Autonomous exploration in mobile robotics is driven by two competing objectives: coverage, to exhaustively observe the environment; and path length, to do so with the shortest path possible. Though it is difficult to evaluate the best course of action without knowing the unknown, the unknown can often be understood through models, maps, or common sense. However, previous work has shown that improving estimates of information gain through such prior knowledge leads to greedy behavior and ultimately causes backtracking, which degrades coverage performance. In fact, any information gain maximization will exhibit this behavior, even without prior knowledge. Information gained at task completion is constant, and cannot be maximized for. It is therefore an unsuitable choice as an optimization objective. Instead, information gain is a decision criterion for determining which candidate states should still be considered for exploration. The task therefore becomes to reach completion with the shortest total path. Since determining the shortest path is typically intractable, it is necessary to rely on a heuristic or estimate to identify candidate states that minimize the total path length.
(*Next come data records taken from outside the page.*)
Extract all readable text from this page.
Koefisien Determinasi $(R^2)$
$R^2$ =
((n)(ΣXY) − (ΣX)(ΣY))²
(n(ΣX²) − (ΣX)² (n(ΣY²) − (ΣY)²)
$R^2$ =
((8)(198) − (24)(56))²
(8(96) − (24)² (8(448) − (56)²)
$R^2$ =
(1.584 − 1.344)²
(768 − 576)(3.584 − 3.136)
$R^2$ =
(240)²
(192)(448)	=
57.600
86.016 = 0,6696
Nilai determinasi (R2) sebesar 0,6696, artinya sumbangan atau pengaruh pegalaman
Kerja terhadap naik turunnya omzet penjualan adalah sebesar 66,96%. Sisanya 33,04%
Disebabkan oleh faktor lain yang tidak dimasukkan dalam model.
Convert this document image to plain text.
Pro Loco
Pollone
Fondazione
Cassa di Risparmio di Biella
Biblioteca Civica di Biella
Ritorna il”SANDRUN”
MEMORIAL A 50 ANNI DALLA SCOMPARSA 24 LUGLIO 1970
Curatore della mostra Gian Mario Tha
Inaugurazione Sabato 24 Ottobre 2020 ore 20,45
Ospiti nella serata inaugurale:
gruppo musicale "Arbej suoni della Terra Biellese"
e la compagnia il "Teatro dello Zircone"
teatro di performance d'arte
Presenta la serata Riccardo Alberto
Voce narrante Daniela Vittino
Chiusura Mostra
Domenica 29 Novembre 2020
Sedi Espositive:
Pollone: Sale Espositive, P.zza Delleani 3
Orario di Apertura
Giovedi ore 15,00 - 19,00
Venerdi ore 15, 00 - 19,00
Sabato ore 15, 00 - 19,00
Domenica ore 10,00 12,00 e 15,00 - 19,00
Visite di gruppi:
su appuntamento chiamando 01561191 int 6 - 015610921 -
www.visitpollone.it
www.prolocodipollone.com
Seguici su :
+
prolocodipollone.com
To address this, we propose a heuristic that reduces backtracking by preferring candidate states that are close to the robot, but far away from other candidate states. We evaluate the performance of the proposed heuristic in simulation against an information gain-based approach and frontier exploration, and show that our method significantly decreases total path length, both with and without prior knowledge of the environment.

Figure 1: Information Gain and Travel Distance.

Distance at completion dT for a selection of gain affinities λ, where a higher λ means stronger preference for gain and a lesser concern with the length of the path to acquire it. Naive gain refers to the assumption that unknown space is occlusion-free, i.e., yields maximal gain; in true gain, the real would-be sensor scan is used for gain computation. Tellingly, negative affinities, i.e., minimizing gain, results in a lower dT than maximization, and no choice is substantially better than nearest frontier, i.e., λ = 0.

Figure 2: Distance Advantage.

Illustration of distance advantage in the beginning of exploration. The robot (star) preferentially explores frontiers (solid coloring) with higher distance advantage. It is heading towards a closed off room because it is nearer that region than it would be from most other places. By contrast, its distance to the corridor is higher than it would be elsewhere, repelling it from that region.

Figure 3: Environments.

Data is collected in three diverse environments: a large office from a real-world floor plan with both small cubicles and large lecture halls, a non-rectilinear cave environment with many small pockets, and a labyrinth-like maze with both shallow and deep dead-ends. Pink circles indicate starting locations, the light blue region depicts a sensor scan from the point of view of an example starting location indicated by the brown star polygon. The zoomed region is the same size as a local window for the planner.

Table 1: Results.

Distance at completion when there is mismatch between the predictions and the environment, due to clutter. The environment and prediction clutter are independently sampled. Data collected across 10 runs for each method/environment/prediction tuple from different starting locations.

Figure 3: Coverage and Frontier Size.

The effect of prediction range cp on completion distance dT in the office environment. Data collected across 10 runs from different starting locations, for each method and prediction range. Error bars represent one standard deviation.

Figure 4: Coverage and Frontier Size.

Comparison of coverage c(d) and total frontier size f(d) as functions of distance traveled d. The shaded areas indicates an 80 % confidence interval, the solid line indicates the mean. Data collected across 10 runs for each method from different starting locations in the office environment.